Joanna Wysocka ¹, C. David Allis ¹, and Scott Coonrod ²

1 Laboratory of Chromatin Biology, Rockefeller University, Box 78, 1230 York Avenue, New York, NY 10021, USA, ² Department of Genetic Medicine, Weill Medical College of Cornell University, 1300 York Avenue, New York, NY 10021, USA

FIGURES

Figure 1. Sites of arginine methylation on histone H3 and H4. CARM1 methylates arginine residues 2, 17, 26, on histone H3 (larger arrowhead indicates H3R17, the major CARM1 target site). PRMT1 methylates arginine 3 on histone H4. PRMT5 methylates arginine 8 on histone H3 and arginine 3 on histone H4. CARM1- and PRMT1-catalyzed asymmetric dimethylarginine modifications activate gene expression (green) while the PRMT5-catalyzed symmetric dimethylarginine modification represses gene activity (red). It remains to be determined whether arginine 17, 19, and 22 on histone H4 and possibly other arginine residues within the histone H3 and H4 core peptide sequence are methylated. The "basic patch" (residues 16 through 20) on the histone H4 tail is involved in regulating higher order chromatin structure.

Figure 2. Role of PRMT1 and CARM1 in nuclear receptor-mediated transcriptional activation. A. Recruitment of the ligand-activated nuclear receptor (NR) to the hormone response element (HRE). B. Association of the primary coactivator p160 with NR leads to the corecruitment of secondary activators like PRMT1 and p300. Methylation of H4R3 by PRMT1 (blue circle = methyl modification) stimulates acetyltransferase activity of p300 (green pentagon = acetyl modification), but acetylation of H4 by p300 inhibits H4 R3 methylation by PRMT1. C. Acetylation of histone H3 by p300 (green pentagon = acetyl modification) enhances CARM1 methylation of H3R17 (red circle = methyl modification). CARM1 associates with Brg1/hBrm remodeling complex and stimulates its ATPase activity. Histone tails methylated on arginines may also serve as a binding platform for the yet unknown downstream effectors (X and Y). D. Assembly of the coactivatory complex on HRE, histone modifications, and chromatin remodeling lead to the activation of transcription of nuclear hormone-dependent genes.
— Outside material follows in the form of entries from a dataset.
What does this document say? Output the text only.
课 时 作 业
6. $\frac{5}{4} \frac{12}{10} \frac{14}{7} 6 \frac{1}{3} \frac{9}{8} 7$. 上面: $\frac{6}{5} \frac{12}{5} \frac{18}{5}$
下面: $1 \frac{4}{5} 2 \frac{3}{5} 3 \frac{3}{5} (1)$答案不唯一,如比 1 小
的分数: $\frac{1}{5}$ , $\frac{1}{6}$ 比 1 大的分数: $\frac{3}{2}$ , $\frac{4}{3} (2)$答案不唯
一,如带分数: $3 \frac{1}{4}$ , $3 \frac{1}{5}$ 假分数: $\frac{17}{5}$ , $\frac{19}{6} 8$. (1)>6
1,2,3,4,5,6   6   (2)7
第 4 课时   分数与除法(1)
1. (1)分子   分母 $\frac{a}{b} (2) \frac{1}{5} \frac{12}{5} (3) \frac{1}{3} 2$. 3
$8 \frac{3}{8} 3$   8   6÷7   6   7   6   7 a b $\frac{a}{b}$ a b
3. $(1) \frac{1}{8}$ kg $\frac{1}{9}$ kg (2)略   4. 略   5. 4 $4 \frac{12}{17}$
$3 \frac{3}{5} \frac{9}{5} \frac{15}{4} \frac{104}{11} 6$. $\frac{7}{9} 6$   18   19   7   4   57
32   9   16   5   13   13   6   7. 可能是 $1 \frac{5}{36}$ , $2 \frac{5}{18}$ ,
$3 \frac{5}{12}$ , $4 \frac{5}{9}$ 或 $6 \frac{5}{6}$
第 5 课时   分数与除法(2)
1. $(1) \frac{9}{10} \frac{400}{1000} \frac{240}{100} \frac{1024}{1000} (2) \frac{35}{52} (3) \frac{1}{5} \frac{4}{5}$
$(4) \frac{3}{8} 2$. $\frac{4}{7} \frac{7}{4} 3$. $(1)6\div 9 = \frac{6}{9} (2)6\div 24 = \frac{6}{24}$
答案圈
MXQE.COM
Figure 3. Model of antagonistic regulation of transcription by PRMT1 and PADI4. A. Following recruitment by estrogen receptor to the pS2 gene promoter, PRMT1 methylates histone H4R3 leading to chromatin remodeling and increased template accessibility. Basal transcriptional machinery (RNA polymerase II complex) then associates with chromatin template and activates transcription. B. Subsequently, following recruitment to the promoter, PADI4 then catalyzes the conversion of methylarginine (MeArg) to citrulline (Cit) releasing methylamine (MeNH₃). Citrullination of histone methylarginine residues decreases the ability of transcriptional machinery to bind to chromatin template thereby repressing transcription. PRMT1 - Protein arginine methyltransferase 1. CARM1 - Coactivator-associated arginine methyltransferase 1. pS2 gene - estrogen-responsive.